A few months ago I wrote a post about the new feature of change data capture (CDC) on Azure data factory (ADF) - https://www.madeiradata.com/post/the-wind-of-change-change-data-capture-in-data-factory
Change data capture, as the name suggests, gets the data changes on one system, and replicates them to another. Since this is a task that data engineers do a lot, this was a very welcome addition to ADF.
In this post, we’ll explore what is new on this front.
ADF can now create the destination tables for you. Under targets, you can click on new target, and add a table to be created.
You can now specify key columns for your table.
If you do not specify a key, all changes will be appended. When you specify a key, if the same key is changed on the source, it will update the destination rather than adding a new row.

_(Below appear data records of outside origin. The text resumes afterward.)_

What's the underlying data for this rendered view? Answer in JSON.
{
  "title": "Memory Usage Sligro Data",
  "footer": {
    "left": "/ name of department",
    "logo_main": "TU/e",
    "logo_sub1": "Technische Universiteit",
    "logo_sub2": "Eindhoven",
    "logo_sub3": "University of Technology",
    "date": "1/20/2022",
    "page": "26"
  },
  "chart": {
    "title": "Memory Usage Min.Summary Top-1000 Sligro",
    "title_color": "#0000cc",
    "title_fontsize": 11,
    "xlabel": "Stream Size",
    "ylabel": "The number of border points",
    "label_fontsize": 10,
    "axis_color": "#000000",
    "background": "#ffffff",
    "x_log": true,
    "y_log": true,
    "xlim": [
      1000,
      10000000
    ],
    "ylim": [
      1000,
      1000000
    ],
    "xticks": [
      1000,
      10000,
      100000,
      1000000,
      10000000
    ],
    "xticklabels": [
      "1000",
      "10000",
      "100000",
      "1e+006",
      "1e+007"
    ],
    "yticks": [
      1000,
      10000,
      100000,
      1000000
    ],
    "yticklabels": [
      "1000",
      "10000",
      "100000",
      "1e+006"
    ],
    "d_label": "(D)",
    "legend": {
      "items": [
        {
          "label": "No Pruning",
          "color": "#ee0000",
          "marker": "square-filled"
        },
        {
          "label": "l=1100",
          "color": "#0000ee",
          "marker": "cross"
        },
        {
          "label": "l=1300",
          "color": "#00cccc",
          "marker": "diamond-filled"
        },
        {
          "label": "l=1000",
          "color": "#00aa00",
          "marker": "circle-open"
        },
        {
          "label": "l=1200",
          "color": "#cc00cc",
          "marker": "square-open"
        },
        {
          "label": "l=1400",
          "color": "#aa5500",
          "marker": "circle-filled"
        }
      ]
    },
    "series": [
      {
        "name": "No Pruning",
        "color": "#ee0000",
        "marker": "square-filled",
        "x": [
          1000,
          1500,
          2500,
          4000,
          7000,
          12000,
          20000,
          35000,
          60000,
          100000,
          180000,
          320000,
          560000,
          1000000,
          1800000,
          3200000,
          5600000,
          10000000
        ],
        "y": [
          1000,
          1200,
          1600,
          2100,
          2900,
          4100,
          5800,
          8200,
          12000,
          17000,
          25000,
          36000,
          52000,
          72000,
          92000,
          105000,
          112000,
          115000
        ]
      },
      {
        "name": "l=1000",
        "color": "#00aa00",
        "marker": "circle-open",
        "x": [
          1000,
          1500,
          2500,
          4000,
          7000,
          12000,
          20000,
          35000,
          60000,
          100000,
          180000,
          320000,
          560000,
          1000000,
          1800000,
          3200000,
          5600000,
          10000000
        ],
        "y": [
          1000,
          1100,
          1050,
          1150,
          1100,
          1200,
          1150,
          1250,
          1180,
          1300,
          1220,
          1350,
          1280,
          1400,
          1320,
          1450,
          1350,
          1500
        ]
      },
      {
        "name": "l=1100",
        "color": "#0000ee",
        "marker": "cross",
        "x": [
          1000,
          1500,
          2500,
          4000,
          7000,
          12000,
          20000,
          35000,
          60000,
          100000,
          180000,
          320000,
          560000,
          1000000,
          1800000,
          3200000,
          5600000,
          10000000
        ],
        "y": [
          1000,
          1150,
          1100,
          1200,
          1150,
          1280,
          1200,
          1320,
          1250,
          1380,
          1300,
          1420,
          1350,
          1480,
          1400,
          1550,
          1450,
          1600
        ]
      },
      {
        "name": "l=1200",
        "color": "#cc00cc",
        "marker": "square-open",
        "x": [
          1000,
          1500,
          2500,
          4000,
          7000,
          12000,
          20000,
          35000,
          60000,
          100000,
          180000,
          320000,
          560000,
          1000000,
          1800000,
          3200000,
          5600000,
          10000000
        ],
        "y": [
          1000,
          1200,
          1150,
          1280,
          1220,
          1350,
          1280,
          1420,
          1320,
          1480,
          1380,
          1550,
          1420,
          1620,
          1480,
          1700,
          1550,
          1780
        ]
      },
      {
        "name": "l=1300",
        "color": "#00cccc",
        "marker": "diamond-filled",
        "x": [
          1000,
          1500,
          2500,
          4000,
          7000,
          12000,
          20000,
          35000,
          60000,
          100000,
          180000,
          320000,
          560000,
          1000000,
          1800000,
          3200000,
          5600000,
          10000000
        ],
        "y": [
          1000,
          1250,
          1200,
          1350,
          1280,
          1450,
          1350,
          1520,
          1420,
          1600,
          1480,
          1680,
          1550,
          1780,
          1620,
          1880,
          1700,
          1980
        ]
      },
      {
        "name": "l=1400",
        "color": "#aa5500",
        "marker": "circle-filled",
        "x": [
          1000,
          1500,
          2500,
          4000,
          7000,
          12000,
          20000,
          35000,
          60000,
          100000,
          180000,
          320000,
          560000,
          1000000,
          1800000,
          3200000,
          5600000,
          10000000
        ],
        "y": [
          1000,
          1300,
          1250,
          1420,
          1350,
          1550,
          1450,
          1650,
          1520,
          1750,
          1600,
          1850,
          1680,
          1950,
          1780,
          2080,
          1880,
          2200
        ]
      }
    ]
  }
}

In my previous post, this option was grayed out. Now you can choose “real time” under “Latency”.
What it actually means is every few seconds, but that’s still very useful.
This feature is still in preview. use it carefully.
CDC will only take rows where the update date is larger than the moment you enable it. It will not pick up all your history data. Which mean you have to copy it manually (I have no idea why Microsoft built is that way. Maybe they’ll fix it in some future version)
Continuing on point 1, if you choose to create a new table, it will only be created on the first actual data change.
To monitor and replicate changes, ADF bring up a spark cluster. If you use real time latency, this cluster is always up, so the cost may be high.
Despite these limitations, this is still a useful feature, and its nice to see that we get all kinds of improvements. Lets wait and see what we'll get next!